Neoantigen landscape in metastatic melanoma. A, The total number of non-synonymous, transcribed mutations (i.e., on both DNA as well as RNA level) present in the EM and LM lesions is shown. The dots represent the sum of lesion-specific and shared mutations, and the lines connect EM and LM lesions of individual patients. Mean values are connected by the dashed line. B, The proportion (%) of EM-specific (orange) or LM-specific (green) mutations on the DNA (solid bars) and RNA (hatched bars) levels, along with their corresponding predicted strong binding peptides shown in the same colors in the lower bar. The white parts of the bars represent the proportion of shared mutations (at DNA and RNA levels) and corresponding predicted strong binding peptides. C, Visualization of the predicted strong binding peptides corresponding to the sum of lesion-specific and shared mutations as shown in A, are depicted in a similar way for EM and LM lesions of individual patients.
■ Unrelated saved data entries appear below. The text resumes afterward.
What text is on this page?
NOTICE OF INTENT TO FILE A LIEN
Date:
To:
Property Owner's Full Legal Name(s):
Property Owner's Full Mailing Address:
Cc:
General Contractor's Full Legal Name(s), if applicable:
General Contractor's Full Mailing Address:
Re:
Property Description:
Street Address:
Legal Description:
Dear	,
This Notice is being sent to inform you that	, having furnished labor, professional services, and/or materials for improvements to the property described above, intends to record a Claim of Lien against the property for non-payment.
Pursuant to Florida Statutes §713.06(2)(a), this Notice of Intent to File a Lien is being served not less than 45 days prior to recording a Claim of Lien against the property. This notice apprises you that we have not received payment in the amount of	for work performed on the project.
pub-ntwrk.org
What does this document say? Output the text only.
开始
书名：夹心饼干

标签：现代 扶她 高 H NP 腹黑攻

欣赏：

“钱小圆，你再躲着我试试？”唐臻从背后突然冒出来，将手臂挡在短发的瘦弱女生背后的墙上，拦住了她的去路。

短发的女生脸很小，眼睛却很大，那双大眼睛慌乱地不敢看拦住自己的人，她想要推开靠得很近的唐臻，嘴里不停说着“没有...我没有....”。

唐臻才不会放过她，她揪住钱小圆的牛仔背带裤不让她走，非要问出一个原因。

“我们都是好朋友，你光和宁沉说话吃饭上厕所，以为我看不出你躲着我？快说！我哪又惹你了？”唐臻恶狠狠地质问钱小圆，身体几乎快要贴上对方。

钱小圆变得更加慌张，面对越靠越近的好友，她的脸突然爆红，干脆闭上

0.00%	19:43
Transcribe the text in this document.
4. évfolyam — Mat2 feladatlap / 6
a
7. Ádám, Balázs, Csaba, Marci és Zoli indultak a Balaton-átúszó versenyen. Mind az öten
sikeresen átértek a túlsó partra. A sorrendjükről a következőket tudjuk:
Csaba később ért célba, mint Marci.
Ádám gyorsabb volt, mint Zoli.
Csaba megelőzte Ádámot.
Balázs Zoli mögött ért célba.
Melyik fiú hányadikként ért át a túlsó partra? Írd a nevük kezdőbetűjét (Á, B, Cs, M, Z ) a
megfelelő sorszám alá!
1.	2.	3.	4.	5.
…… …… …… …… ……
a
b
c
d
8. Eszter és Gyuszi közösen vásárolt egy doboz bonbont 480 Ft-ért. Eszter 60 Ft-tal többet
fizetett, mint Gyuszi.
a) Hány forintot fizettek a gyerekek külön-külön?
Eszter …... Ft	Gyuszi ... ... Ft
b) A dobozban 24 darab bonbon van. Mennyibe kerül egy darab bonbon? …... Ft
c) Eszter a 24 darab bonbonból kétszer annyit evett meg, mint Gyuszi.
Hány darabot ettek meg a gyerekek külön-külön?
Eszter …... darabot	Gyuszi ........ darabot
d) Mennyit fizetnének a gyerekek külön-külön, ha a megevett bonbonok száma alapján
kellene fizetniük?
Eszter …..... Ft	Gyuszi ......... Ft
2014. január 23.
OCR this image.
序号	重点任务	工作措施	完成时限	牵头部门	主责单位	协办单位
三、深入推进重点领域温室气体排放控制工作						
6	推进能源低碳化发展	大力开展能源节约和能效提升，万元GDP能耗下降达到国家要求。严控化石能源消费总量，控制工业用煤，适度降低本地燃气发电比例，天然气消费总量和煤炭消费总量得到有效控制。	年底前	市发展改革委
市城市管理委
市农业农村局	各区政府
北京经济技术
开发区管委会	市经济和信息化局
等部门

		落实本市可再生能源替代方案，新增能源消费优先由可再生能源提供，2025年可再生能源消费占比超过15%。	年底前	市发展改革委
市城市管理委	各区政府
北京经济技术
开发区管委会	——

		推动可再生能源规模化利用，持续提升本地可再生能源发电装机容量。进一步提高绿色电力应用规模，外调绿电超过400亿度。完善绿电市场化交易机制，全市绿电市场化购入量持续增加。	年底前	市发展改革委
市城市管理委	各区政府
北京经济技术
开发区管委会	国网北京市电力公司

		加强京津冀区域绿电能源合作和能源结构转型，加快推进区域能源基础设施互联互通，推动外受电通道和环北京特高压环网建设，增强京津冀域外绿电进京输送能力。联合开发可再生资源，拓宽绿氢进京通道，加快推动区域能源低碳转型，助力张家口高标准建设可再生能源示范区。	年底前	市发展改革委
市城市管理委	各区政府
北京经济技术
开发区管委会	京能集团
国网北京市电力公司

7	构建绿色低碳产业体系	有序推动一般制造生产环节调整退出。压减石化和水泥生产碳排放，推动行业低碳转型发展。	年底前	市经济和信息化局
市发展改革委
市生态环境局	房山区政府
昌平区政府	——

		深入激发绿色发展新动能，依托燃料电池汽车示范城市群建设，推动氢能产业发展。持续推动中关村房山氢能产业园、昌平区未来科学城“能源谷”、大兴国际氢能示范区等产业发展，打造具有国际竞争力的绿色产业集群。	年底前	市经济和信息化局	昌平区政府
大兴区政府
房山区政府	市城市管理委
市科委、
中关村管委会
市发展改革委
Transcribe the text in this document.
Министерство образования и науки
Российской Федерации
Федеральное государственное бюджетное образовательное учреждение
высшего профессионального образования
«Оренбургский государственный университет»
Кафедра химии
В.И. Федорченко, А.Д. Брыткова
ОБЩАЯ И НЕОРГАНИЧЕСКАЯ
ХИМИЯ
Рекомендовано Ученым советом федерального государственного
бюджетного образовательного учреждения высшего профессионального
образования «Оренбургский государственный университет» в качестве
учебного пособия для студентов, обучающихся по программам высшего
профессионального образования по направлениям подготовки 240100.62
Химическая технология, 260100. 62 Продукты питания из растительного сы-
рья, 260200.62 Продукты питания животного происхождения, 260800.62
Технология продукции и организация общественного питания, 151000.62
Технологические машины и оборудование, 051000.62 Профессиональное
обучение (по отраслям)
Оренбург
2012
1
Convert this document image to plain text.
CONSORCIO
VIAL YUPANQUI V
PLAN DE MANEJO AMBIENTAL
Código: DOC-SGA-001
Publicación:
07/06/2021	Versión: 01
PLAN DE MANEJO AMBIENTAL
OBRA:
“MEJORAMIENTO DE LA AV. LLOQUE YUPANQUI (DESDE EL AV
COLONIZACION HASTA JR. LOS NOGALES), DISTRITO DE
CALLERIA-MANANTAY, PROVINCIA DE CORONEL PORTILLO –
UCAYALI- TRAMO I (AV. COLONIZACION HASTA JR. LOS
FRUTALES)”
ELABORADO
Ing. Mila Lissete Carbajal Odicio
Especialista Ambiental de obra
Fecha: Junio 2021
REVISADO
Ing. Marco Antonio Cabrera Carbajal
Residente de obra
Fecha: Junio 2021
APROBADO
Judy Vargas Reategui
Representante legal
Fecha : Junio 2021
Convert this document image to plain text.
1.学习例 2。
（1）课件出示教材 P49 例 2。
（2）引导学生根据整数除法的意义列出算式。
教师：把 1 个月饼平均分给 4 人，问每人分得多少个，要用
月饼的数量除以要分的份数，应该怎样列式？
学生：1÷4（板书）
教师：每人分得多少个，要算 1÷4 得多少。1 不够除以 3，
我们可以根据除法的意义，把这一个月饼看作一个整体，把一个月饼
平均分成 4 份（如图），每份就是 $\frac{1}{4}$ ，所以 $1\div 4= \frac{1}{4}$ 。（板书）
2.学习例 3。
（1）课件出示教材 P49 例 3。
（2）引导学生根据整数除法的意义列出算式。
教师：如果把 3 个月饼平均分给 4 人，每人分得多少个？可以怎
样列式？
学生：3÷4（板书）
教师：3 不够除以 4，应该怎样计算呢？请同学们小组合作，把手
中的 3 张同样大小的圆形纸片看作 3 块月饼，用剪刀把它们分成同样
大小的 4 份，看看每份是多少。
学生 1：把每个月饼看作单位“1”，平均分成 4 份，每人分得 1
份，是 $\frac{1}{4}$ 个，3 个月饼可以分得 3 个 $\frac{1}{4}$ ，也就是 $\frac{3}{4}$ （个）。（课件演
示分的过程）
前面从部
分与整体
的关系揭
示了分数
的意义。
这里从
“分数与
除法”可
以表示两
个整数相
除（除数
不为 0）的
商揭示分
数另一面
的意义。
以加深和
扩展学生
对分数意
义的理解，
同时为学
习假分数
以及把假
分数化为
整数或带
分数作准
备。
D, The RNA expression of the mutated genes, in transcripts per million (TPM) plus one, is depicted for corresponding HLA class I neoantigen-derived peptides that were eluted from Mel2-, Mel3-, and Mel5-derived tumor cell lines, in the left, middle, and right, respectively. The gene expression is shown for EM and LM of each patient and the different colors of the bars represent peptides that were detected in the cell line eluate. Gray and white bars indicate that peptides were not detected or not determined, respectively. E, RNA expression of the mutations, in transcripts per million (TPM), is depicted by dots and only shown if a corresponding peptide is eluted from either the EM or LM of patient Mel2 (light blue), Mel3 (green), or Mel5 (orange). The lesions from which peptides were eluted are filled with patient-specific colors, and lines connect the EM (left) and LM (right) lesions. For Mel5 LM (gray symbols) no ligandome analysis was performed as the corresponding cell line lost HLA class I expression. The table below provides information on the patient and lesion from which peptides were eluted (+), not eluted (−), or not determined (nd).